A defensora também enfatizou a importância das vítimas terem defesas atuantes durante as audiências, para impedir questões que denigram a imagem da mulher e reforcem estereótipos. "Não podemos admitir mais, que certos fatores sejam vistos como justificativas para a agressão. Dizer ou mostrar indícios de que ela traiu, por exemplo, não podem ser motivos para absolvição", frisou Thais.
Outro grande desafio citado pela defensora diz respeito à cultura e comportamento da sociedade. "Os meninos ainda são criados com a mentalidade de serem donos das mulheres, acreditando que elas são suas propriedades. A Lei é recente, o machismo, por sua vez, é muito antigo e está enraizado. Daí a importância do tema ser abordado dentro das salas de aula, para que através da educação, haja a mudança de cultura", explicou.
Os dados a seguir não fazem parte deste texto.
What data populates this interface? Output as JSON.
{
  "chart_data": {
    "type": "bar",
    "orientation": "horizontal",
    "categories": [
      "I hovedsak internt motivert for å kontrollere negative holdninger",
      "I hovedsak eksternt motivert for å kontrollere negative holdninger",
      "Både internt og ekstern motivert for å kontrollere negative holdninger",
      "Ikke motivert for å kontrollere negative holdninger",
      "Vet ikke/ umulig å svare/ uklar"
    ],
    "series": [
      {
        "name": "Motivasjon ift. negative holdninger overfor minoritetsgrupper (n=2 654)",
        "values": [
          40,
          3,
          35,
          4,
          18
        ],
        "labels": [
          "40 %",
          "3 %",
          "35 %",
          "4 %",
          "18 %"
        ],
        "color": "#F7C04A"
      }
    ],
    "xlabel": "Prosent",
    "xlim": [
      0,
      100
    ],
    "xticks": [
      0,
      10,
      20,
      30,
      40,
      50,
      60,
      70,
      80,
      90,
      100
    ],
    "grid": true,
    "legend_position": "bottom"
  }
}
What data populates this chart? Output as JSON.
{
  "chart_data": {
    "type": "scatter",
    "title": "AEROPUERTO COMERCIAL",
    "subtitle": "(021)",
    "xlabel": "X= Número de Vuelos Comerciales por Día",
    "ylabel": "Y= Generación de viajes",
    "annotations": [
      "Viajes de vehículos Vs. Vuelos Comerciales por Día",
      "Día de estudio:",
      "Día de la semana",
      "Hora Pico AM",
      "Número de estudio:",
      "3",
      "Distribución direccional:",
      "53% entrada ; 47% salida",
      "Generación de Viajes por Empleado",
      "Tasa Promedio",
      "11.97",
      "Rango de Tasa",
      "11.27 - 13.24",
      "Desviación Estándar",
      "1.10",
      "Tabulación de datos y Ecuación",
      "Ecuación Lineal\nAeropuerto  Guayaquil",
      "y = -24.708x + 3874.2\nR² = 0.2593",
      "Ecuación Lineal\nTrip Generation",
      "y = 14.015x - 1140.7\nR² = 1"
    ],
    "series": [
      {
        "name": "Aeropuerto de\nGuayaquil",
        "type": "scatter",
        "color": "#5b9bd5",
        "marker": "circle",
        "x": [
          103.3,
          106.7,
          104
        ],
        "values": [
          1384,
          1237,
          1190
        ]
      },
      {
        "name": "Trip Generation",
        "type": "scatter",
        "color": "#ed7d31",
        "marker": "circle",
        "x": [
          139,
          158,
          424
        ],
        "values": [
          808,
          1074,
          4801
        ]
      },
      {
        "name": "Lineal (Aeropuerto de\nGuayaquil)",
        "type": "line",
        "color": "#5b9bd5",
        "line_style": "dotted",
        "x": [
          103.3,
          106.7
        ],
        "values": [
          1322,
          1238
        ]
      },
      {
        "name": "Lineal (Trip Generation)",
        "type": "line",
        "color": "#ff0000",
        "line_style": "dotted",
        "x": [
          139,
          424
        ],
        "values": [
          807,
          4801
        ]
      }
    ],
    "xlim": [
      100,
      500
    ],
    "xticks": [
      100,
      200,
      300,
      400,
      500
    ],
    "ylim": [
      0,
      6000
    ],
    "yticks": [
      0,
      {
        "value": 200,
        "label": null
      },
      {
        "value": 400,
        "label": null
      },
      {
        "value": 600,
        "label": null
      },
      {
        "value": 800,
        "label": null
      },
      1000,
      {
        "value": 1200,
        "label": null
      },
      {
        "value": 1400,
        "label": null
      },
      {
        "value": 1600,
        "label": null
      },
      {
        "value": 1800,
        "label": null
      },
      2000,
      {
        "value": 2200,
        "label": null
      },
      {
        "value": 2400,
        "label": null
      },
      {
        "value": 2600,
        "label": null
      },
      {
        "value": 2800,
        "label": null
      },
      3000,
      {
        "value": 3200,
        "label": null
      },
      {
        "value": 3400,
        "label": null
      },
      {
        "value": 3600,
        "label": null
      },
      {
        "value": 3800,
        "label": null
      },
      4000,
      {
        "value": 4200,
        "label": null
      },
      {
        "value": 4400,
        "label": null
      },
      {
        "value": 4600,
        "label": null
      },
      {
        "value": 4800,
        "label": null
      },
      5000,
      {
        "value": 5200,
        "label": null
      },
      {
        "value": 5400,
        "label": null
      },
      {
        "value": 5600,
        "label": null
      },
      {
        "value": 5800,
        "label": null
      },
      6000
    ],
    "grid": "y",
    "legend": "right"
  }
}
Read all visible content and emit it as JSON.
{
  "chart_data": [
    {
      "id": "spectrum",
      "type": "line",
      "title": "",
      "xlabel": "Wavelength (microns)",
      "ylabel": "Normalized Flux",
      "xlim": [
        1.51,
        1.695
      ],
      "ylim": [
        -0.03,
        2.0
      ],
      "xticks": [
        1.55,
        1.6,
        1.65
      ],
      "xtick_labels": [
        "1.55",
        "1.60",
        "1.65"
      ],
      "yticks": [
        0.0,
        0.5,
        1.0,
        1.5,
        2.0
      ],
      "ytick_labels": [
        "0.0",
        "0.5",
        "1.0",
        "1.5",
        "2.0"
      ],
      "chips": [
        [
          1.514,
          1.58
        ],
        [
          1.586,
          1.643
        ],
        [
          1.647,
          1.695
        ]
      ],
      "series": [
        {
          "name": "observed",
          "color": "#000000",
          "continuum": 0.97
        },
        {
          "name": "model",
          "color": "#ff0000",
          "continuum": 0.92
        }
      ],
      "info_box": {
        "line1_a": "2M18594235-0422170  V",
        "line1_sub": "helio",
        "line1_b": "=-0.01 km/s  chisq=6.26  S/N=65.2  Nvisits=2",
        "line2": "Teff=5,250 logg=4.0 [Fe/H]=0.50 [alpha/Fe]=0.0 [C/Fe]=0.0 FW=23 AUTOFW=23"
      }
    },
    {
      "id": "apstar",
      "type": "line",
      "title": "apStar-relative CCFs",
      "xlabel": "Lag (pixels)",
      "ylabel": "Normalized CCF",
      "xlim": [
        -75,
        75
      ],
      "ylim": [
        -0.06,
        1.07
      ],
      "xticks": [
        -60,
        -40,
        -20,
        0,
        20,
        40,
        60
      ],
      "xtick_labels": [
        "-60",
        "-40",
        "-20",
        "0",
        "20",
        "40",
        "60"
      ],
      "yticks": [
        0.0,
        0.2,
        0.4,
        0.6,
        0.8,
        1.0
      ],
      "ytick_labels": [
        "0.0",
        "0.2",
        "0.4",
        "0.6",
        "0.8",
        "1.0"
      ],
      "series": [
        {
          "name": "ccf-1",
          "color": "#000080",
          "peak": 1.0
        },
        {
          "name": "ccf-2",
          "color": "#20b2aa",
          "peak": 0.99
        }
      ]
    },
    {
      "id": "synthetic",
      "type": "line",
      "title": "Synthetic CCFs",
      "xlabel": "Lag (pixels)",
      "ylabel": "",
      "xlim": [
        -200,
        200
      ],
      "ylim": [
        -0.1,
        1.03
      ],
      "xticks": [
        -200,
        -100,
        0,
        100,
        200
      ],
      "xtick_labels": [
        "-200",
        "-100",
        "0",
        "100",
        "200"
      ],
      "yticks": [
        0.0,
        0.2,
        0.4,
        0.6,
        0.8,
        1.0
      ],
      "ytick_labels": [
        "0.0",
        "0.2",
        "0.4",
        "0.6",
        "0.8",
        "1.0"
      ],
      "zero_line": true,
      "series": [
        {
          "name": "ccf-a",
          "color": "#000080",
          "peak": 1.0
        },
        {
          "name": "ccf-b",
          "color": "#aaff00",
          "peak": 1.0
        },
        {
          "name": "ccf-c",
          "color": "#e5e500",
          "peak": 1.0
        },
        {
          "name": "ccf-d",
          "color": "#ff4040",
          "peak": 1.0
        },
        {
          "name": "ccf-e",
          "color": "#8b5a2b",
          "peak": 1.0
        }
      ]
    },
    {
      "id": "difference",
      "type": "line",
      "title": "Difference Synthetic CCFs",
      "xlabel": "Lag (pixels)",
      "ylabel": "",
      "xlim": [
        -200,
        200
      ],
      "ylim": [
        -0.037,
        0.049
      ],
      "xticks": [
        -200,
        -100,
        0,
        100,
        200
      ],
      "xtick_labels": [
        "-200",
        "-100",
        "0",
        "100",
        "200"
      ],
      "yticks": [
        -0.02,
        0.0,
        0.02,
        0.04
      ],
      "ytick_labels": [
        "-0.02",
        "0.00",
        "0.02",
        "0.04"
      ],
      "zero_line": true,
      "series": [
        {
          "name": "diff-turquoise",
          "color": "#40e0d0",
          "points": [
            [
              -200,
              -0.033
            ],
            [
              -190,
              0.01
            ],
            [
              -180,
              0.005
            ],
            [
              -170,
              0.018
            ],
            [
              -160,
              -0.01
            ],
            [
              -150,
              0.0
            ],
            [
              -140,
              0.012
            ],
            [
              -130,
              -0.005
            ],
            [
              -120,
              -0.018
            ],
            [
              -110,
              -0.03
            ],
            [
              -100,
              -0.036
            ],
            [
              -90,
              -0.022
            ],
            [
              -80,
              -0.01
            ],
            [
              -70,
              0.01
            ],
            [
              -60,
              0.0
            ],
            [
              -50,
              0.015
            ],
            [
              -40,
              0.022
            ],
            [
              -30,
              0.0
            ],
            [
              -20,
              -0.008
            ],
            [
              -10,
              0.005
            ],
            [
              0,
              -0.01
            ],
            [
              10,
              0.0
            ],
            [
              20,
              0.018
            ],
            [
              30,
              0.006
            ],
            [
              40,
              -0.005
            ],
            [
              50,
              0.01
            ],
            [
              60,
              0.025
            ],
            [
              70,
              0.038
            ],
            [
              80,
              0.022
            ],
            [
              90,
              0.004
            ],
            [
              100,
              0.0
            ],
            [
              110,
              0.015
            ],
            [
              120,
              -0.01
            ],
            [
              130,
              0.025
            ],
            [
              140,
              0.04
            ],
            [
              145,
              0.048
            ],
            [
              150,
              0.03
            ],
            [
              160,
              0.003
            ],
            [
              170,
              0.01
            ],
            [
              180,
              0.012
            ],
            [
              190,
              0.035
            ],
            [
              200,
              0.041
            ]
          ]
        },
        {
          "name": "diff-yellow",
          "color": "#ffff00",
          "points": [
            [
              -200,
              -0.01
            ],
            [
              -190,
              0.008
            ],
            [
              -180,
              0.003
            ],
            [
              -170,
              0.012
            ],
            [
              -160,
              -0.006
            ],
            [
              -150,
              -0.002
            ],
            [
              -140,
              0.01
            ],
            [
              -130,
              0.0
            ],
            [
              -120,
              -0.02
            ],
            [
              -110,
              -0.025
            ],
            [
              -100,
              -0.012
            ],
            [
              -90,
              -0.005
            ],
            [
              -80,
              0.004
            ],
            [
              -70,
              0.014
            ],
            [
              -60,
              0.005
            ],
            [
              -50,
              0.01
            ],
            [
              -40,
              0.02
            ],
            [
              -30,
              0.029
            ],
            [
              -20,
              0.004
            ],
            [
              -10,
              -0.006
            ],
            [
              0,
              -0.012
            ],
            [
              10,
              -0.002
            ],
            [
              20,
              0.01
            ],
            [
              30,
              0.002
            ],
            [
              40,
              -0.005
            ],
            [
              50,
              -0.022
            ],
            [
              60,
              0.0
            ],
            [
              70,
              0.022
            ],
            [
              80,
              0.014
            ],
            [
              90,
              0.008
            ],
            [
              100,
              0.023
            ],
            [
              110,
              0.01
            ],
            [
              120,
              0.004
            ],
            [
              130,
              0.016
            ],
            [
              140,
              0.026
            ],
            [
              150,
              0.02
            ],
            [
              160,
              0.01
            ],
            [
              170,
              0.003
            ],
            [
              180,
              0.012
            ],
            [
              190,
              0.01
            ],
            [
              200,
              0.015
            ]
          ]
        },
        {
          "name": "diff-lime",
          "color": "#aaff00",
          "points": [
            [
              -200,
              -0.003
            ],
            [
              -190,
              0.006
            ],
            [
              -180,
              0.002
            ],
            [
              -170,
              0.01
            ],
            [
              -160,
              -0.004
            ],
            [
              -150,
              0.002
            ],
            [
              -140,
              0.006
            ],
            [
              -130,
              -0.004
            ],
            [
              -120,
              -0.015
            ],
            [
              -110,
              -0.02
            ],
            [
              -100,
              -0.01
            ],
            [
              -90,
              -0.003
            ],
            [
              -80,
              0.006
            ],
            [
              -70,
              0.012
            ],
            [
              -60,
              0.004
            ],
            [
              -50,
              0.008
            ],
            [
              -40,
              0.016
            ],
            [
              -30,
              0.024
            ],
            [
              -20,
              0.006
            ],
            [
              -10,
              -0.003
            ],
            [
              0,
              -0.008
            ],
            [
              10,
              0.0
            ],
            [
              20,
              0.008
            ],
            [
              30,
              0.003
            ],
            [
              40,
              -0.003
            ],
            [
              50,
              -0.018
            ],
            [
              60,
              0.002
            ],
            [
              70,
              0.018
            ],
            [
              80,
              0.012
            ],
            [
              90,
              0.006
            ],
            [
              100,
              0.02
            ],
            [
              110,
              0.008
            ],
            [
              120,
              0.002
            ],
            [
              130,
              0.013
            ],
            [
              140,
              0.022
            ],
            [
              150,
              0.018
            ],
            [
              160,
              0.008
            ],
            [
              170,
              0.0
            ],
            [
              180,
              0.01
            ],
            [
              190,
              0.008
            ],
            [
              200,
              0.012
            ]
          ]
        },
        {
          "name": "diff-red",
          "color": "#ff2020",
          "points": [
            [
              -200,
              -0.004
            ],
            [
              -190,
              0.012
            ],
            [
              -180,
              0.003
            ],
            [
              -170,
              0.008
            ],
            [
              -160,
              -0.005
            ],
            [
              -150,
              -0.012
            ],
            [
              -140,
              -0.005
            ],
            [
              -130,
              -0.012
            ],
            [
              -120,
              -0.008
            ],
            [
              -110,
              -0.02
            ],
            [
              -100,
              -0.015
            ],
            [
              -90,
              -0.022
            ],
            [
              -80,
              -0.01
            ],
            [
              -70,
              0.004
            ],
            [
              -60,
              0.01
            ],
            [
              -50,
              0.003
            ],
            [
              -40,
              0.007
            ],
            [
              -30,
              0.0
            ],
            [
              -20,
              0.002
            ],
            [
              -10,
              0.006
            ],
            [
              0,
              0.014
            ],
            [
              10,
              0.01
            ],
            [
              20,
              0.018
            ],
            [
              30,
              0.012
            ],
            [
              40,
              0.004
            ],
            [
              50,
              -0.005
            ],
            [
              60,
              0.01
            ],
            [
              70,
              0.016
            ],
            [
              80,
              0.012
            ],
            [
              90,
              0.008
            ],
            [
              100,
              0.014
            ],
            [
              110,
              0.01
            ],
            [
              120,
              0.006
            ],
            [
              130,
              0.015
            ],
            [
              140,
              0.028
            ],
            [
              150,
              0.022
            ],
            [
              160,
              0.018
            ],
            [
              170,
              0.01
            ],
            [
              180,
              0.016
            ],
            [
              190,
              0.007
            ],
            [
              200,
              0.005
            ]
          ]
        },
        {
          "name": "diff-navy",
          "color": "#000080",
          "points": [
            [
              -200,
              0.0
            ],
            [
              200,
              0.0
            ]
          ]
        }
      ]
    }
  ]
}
Ela também citou que a sociedade ainda não entendeu que há uma desigualdade de gênero. "Ainda acham que não é necessária uma Lei como a Maria da Penha porque mulheres e homens estão no mesmo patamar, e não é assim. A gente vê os dados que apontam a verdadeira realidade", destacou.
A defensora acredita que a lei deve ser mais divulgada. "Uma pesquisa do DataSenado apontou que 100% das entrevistadas conhecem a Lei Maria da Penha, porém 70% disseram conhecer pouco, ou seja, não sabem de todos os seus direitos. E a informação é um agente transformador", concluiu Thais.
Feminicídio, o ápice da violência contra a mulher
Quando uma mulher é vítima de feminicídio possivelmente ela já sofreu todas as outras formas de violência, é o que explica a Defensora Thaís. "O feminicídio é o ápice da violência. Costumamos dizer que é uma morte evitável, pois já dá sinais desde o início, vem precedido das ameaças, das agressões".
A defensora explica que, da mesma forma que não existe um perfil de vítima, já que as agressões independem de classe social, raça ou religião, também não existe um perfil específico de agressor, por isso é necessário ficar atento ao comportamento.
"Tudo começa numa simples ameaça, que a gente despreza. Se ele exige o compartilhamento de senhas de redes sociais, controla o comportamento e as roupas da mulher, não deixa ela visitar amigos e famílias, o relacionamento é abusivo e poderá culminar em violência", alertou Thais.